Usually, I boil it down to one word:
Attitude - For it implies most everything included. However, here is one set of criteria that often I agree with.
The 5 Traits of Expert Rifle Shooters
To be a fine marksman you have to be in control of yourself.
- Diligence: You must practice regularly. The way to improve performance under stress is through constant drill and rehearsal. When it's for real, you fall back on what you have learned instead of succumbing to panic. At the U.S. Army Sniper School, the conventional wisdom is that you expend 5,000 rounds in practice for every round you fire at the bad guys.
- Cold Blood: This means you are not undone by pressure. In hunting it also refers to a willingness to kill. I think a good many cases of buck fever are caused by a reluctance to take life. Good shots do it impersonally; they don't relish it, but they don't shy from it, either. If you are able to kill with complete indifference, perhaps you should take up another sport.
- Faith: That is, faith in your rifle—and the way to become a true believer is to use a gun you shoot really well. Yet we often go astray. We read about which cartridges will do what, at which ranges. We obsess about making shots far beyond our practical limit. Then we go out and buy veritable cannons whose recoil and muzzle blast keep us from shooting as well as we can.
- Experience: A friend of mine who has been hunting for six decades and has the skills to show for it said that after you've taken 300 head of game or so, you start to calm down and figure out what you can and can't do. This is one part I can't help you with, but I hope you have fun figuring it out.
- Will: I've known at least two shooters who simply willed themselves into a state of excellence. A couple of weeks ago, I was shooting against one of them at a contest in which a perfect score is 50, and there are very few of those. I had a 48. So my competition sat down and stared at the ground awhile, thinking I know not what, but willing himself to beat me. And he did.
I found myself thinking about your post and the drift it took toward hunting in general. I found the introspection it led to was somewhat illuminating.
I am not a great shot. I spent 13 years Army Airborne Artillery and had several combat tours in Vietnam. One tour was as a Forward Observer, and I learned to live with a weapon and treat it like the tool that it is. I have had fun over the last few years shooting iron at up to 500 yds with some success and have enjoyed it, but at heart I am a hunter, and the focus has always been to be able to kill at greater ranges.

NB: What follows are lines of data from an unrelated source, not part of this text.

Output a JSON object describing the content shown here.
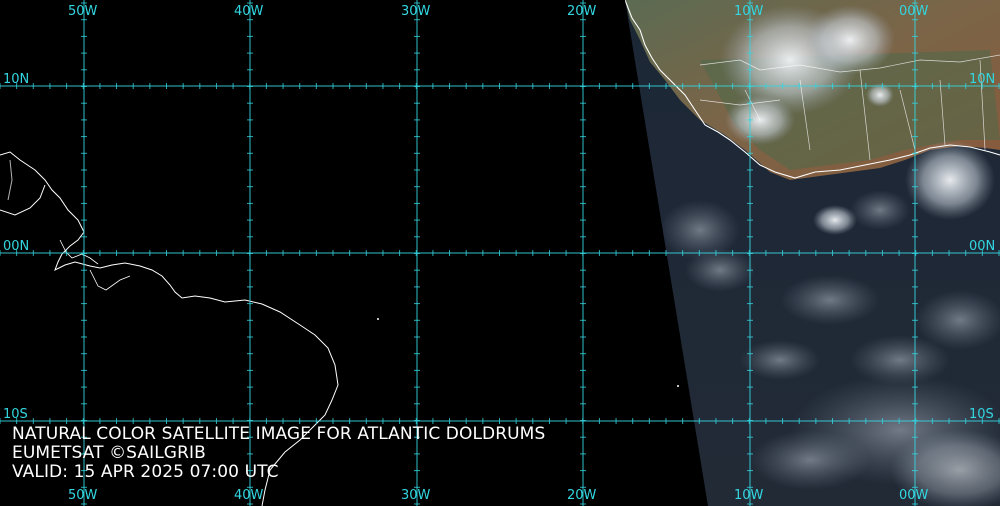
{
  "map": {
    "caption": {
      "title": "NATURAL COLOR SATELLITE IMAGE FOR ATLANTIC DOLDRUMS",
      "credit": "EUMETSAT ©SAILGRIB",
      "valid": "VALID:  15 APR 2025 07:00 UTC"
    },
    "longitude_labels": [
      "50W",
      "40W",
      "30W",
      "20W",
      "10W",
      "00W"
    ],
    "latitude_labels": [
      "10N",
      "00N",
      "10S"
    ],
    "colors": {
      "grid": "#33d6e0",
      "coastline": "#ffffff",
      "ocean_night": "#000000",
      "ocean_day": "#1e2a3a",
      "land_day": "#6b5a44",
      "cloud": "#e6ecf2"
    }
  }
}
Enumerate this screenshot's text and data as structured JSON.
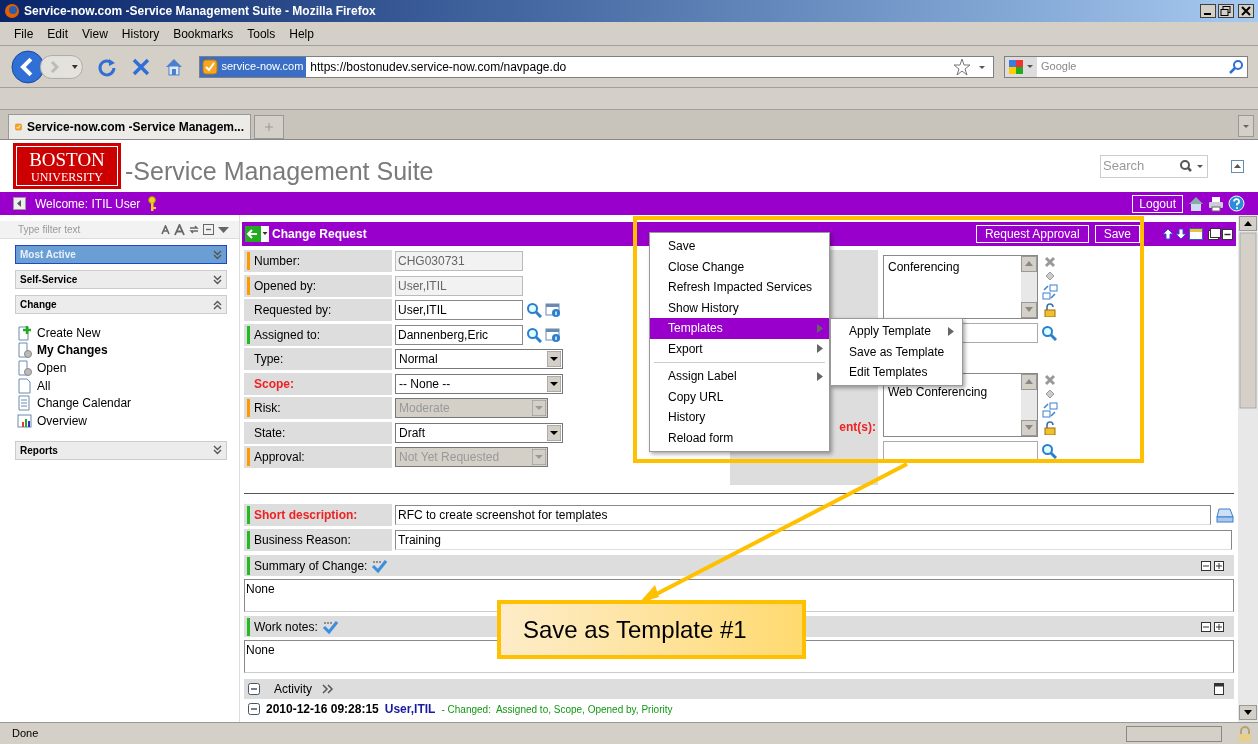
{
  "window": {
    "title": "Service-now.com -Service Management Suite - Mozilla Firefox"
  },
  "menu_bar": [
    "File",
    "Edit",
    "View",
    "History",
    "Bookmarks",
    "Tools",
    "Help"
  ],
  "address_bar": {
    "site_badge": "service-now.com",
    "url": "https://bostonudev.service-now.com/navpage.do"
  },
  "search_bar": {
    "placeholder": "Google"
  },
  "tabs": [
    {
      "label": "Service-now.com -Service Managem...",
      "selected": true
    }
  ],
  "header": {
    "logo_lines": [
      "BOSTON",
      "UNIVERSITY"
    ],
    "title": "-Service Management Suite",
    "search_placeholder": "Search"
  },
  "banner": {
    "welcome": "Welcome: ITIL User",
    "logout": "Logout"
  },
  "sidebar": {
    "filter_placeholder": "Type filter text",
    "sections": [
      {
        "label": "Most Active",
        "selected": true,
        "expanded": false
      },
      {
        "label": "Self-Service",
        "selected": false,
        "expanded": false
      },
      {
        "label": "Change",
        "selected": false,
        "expanded": true,
        "modules": [
          {
            "label": "Create New",
            "kind": "add",
            "selected": false
          },
          {
            "label": "My Changes",
            "kind": "filter",
            "selected": true
          },
          {
            "label": "Open",
            "kind": "filter",
            "selected": false
          },
          {
            "label": "All",
            "kind": "document",
            "selected": false
          },
          {
            "label": "Change Calendar",
            "kind": "calendar",
            "selected": false
          },
          {
            "label": "Overview",
            "kind": "chart",
            "selected": false
          }
        ]
      },
      {
        "label": "Reports",
        "selected": false,
        "expanded": false
      }
    ]
  },
  "form": {
    "title": "Change Request",
    "buttons": [
      "Request Approval",
      "Save"
    ],
    "fields": [
      {
        "label": "Number:",
        "value": "CHG030731",
        "kind": "readonly",
        "color": "#ff9900",
        "required": false
      },
      {
        "label": "Opened by:",
        "value": "User,ITIL",
        "kind": "readonly",
        "color": "#ff9900",
        "required": false
      },
      {
        "label": "Requested by:",
        "value": "User,ITIL",
        "kind": "reference",
        "required": false
      },
      {
        "label": "Assigned to:",
        "value": "Dannenberg,Eric",
        "kind": "reference",
        "color": "#22bb22",
        "required": false
      },
      {
        "label": "Type:",
        "value": "Normal",
        "kind": "select",
        "required": false
      },
      {
        "label": "Scope:",
        "value": "-- None --",
        "kind": "select",
        "required": true
      },
      {
        "label": "Risk:",
        "value": "Moderate",
        "kind": "disabled_select",
        "color": "#ff9900",
        "required": false
      },
      {
        "label": "State:",
        "value": "Draft",
        "kind": "select",
        "required": false
      },
      {
        "label": "Approval:",
        "value": "Not Yet Requested",
        "kind": "disabled_select",
        "color": "#ff9900",
        "required": false
      }
    ],
    "right_fields": [
      {
        "kind": "list",
        "value": "Conferencing"
      },
      {
        "kind": "reference"
      },
      {
        "kind": "list",
        "value": "Web Conferencing",
        "label": "ent(s):"
      },
      {
        "kind": "reference"
      }
    ],
    "wide_fields": [
      {
        "label": "Short description:",
        "value": "RFC to create screenshot for templates",
        "required": true,
        "color": "#22bb22"
      },
      {
        "label": "Business Reason:",
        "value": "Training",
        "required": false,
        "color": "#22bb22"
      }
    ],
    "journal_fields": [
      {
        "label": "Summary of Change:",
        "value": "None",
        "color": "#22bb22"
      },
      {
        "label": "Work notes:",
        "value": "None",
        "color": "#22bb22"
      }
    ],
    "activity": {
      "title": "Activity",
      "entries": [
        {
          "time": "2010-12-16 09:28:15",
          "user": "User,ITIL",
          "changes": "- Changed:  Assigned to, Scope, Opened by, Priority"
        }
      ]
    }
  },
  "context_menu": {
    "items": [
      {
        "kind": "item",
        "label": "Save",
        "has_submenu": false,
        "selected": false
      },
      {
        "kind": "item",
        "label": "Close Change",
        "has_submenu": false,
        "selected": false
      },
      {
        "kind": "item",
        "label": "Refresh Impacted Services",
        "has_submenu": false,
        "selected": false
      },
      {
        "kind": "item",
        "label": "Show History",
        "has_submenu": false,
        "selected": false
      },
      {
        "kind": "item",
        "label": "Templates",
        "has_submenu": true,
        "selected": true
      },
      {
        "kind": "item",
        "label": "Export",
        "has_submenu": true,
        "selected": false
      },
      {
        "kind": "separator"
      },
      {
        "kind": "item",
        "label": "Assign Label",
        "has_submenu": true,
        "selected": false
      },
      {
        "kind": "item",
        "label": "Copy URL",
        "has_submenu": false,
        "selected": false
      },
      {
        "kind": "item",
        "label": "History",
        "has_submenu": false,
        "selected": false
      },
      {
        "kind": "item",
        "label": "Reload form",
        "has_submenu": false,
        "selected": false
      }
    ],
    "submenu": [
      {
        "label": "Apply Template",
        "has_submenu": true
      },
      {
        "label": "Save as Template",
        "has_submenu": false
      },
      {
        "label": "Edit Templates",
        "has_submenu": false
      }
    ]
  },
  "callout": {
    "text": "Save as Template #1"
  },
  "status_bar": {
    "text": "Done"
  }
}
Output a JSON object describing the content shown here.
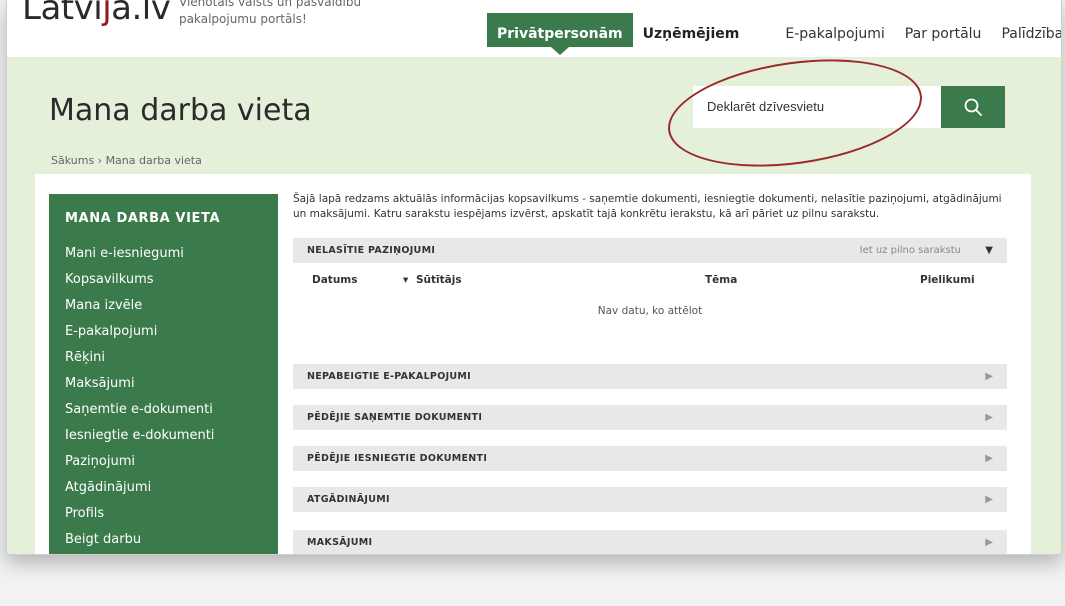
{
  "brand": {
    "logo_text_a": "Latvi",
    "logo_text_b": "a.lv",
    "tagline": "Vienotais valsts un pašvaldību pakalpojumu portāls!"
  },
  "nav": {
    "items": [
      {
        "label": "Privātpersonām"
      },
      {
        "label": "Uzņēmējiem"
      },
      {
        "label": "E-pakalpojumi"
      },
      {
        "label": "Par portālu"
      },
      {
        "label": "Palīdzība"
      }
    ]
  },
  "page": {
    "title": "Mana darba vieta",
    "breadcrumb": "Sākums › Mana darba vieta"
  },
  "search": {
    "value": "Deklarēt dzīvesvietu"
  },
  "sidebar": {
    "title": "MANA DARBA VIETA",
    "items": [
      {
        "label": "Mani e-iesniegumi"
      },
      {
        "label": "Kopsavilkums"
      },
      {
        "label": "Mana izvēle"
      },
      {
        "label": "E-pakalpojumi"
      },
      {
        "label": "Rēķini"
      },
      {
        "label": "Maksājumi"
      },
      {
        "label": "Saņemtie e-dokumenti"
      },
      {
        "label": "Iesniegtie e-dokumenti"
      },
      {
        "label": "Paziņojumi"
      },
      {
        "label": "Atgādinājumi"
      },
      {
        "label": "Profils"
      },
      {
        "label": "Beigt darbu"
      }
    ]
  },
  "main": {
    "intro": "Šajā lapā redzams aktuālās informācijas kopsavilkums - saņemtie dokumenti, iesniegtie dokumenti, nelasītie paziņojumi, atgādinājumi un maksājumi. Katru sarakstu iespējams izvērst, apskatīt tajā konkrētu ierakstu, kā arī pāriet uz pilnu sarakstu.",
    "sections": [
      {
        "label": "NELASĪTIE PAZIŅOJUMI",
        "link": "Iet uz pilno sarakstu",
        "arrow": "▼"
      },
      {
        "label": "NEPABEIGTIE E-PAKALPOJUMI",
        "arrow": "▶"
      },
      {
        "label": "PĒDĒJIE SAŅEMTIE DOKUMENTI",
        "arrow": "▶"
      },
      {
        "label": "PĒDĒJIE IESNIEGTIE DOKUMENTI",
        "arrow": "▶"
      },
      {
        "label": "ATGĀDINĀJUMI",
        "arrow": "▶"
      },
      {
        "label": "MAKSĀJUMI",
        "arrow": "▶"
      }
    ],
    "table": {
      "columns": [
        "Datums",
        "Sūtītājs",
        "Tēma",
        "Pielikumi"
      ],
      "sort_marker": "▾",
      "empty": "Nav datu, ko attēlot"
    }
  },
  "colors": {
    "brand_green": "#3b7a4a",
    "hero_bg": "#e4f0d9",
    "logo_red": "#8d1a1e",
    "highlight_ring": "#9a2a2a"
  },
  "icons": {
    "search": "search-icon",
    "expand": "caret-down-icon",
    "collapsed": "caret-right-icon"
  }
}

I am a good Archery hunter but not a great archer. I have always concentrated on being close enough to know that I will be able to do the job, which is the kill. I have always hunted from the ground, and I spend most of my time moving. I have stories of close kills with both a bow and a rifle, being stepped on by deer, and improbable shots that even I hesitate to believe.
I love the hunt. I truly enjoy being out and experiencing nature and I get really involved in seeing nature as a whole. When I am hunting, I am usually totally in the experience.
All the above information is provided to allow me to comment on several points you made. They have clarified some of my own thoughts and I am providing them to help others see their validity.
Will: I am always ready to take the shot. Every step, movement, or thought is directed toward getting the shot. I may be enjoying everything around me, but I am only aware of it because of the will to get a shot. I have met many hunters who are not really hunting. They are waiting their turn to shoot. I want that shot enough to earn it.
Cold Blood: When I get the shot, I take it. I don't overthink it. There was a time when I thought that the impersonal way I felt during the killing might be a character flaw. I have learned enough about myself since then to realize that it is simply the mind set required to allow training and intent to implement immediate action. After it is over, I can reflect on how beautiful the animal was and our relative positions in the food chain.
Diligence: Practice doesn't make perfect, but it surely helps and it absolutely informs your ability to recognize what you are, and are not, capable off.
Muscle memory is everything when the unexpected, and especially the unbelievable, shots are offered.
Experience: There is no substitute. But without the Will to earn the shot, the diligence to be good enough to make the shot, and the Cold Blood mindset to take the shot, you would be better off with a camera.